Laïcité: Dominique Anglade est prête à revoir la position du PLQ

SHAWINIGAN, Qc — À peine lancée dans la course à la direction du Parti libéral du Québec (PLQ), Dominique Anglade veut revoir la position du parti sur la laïcité, mais ses partisans ne sont pas tous d’accord avec elle.

La nouvelle loi du gouvernement Legault sur la laïcité a été adoptée récemment, mais Mme Anglade est prête à relancer le débat avec les militants, même si cela lui avait pourtant déjà valu des reproches de certains de ses collègues.

Au lancement de sa campagne à la direction du parti jeudi matin à Shawinigan, Mme Anglade s’est néanmoins affichée avec l’appui de sept élus du caucus sur 29: Carlos Leitao, Hélène David, Kathleen Weil, Monique Sauvé, David Birnbaum, Saul Polo et Frantz Benjamin.

À la question d’un journaliste pour savoir si elle allait ramener le parti au compromis Bouchard-Taylor, elle a répondu: «Pour la suite des choses, on va vouloir impliquer les militants dans des débats et des échanges».

Parmi les partisans qui l’appuient dans la course et qui étaient présents jeudi, l’ancien député libéral d’Ungava, Jean Boucher, battu au scrutin d’octobre 2018, est quant à lui plutôt réfractaire. Il a en quelque sorte lancé une mise en garde.

«Je pense que le débat est fait, la loi est passée, a-t-il dit en entrevue avec La Presse canadienne. Moi, je ne serais pas (favorable à l’idée) d’arriver au pouvoir et défaire ce qui a été fait, on va vivre avec ça. On va voir comment les Québécois se positionnent avec ça.»

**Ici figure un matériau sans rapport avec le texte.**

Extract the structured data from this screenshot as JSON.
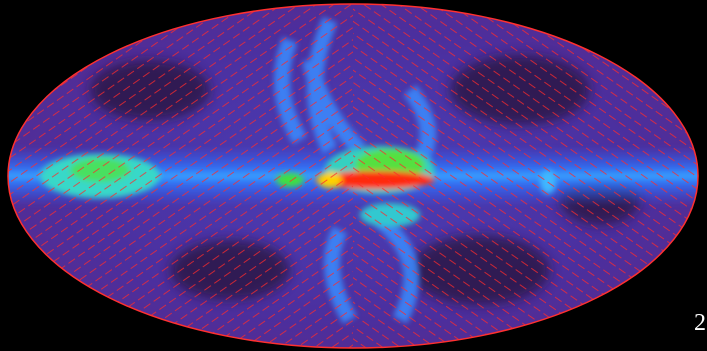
{
  "label": "2"
}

L’opposition officielle libérale a voté unanimement contre le projet de loi 21 du gouvernement Legault sur la laïcité de l’État, adopté par bâillon récemment, mais quant à savoir ce que le PLQ propose, il y a divergence au sein des troupes.  

La laïcité est un enjeu pénible pour le Parti libéral. L’ancien gouvernement de Philippe Couillard avait fait adopter une loi pour que les services gouvernementaux soient donnés et reçus à visage découvert.

Cependant, elle était loin du compromis recommandé par la commission Bouchard-Taylor sur les accommodements raisonnables: interdiction des signes religieux pour les personnes en situation d’autorité, telles que les juges, les gardiens de prison et les policiers. Le gouvernement caquiste a repris cette position, en l’étendant aux enseignants.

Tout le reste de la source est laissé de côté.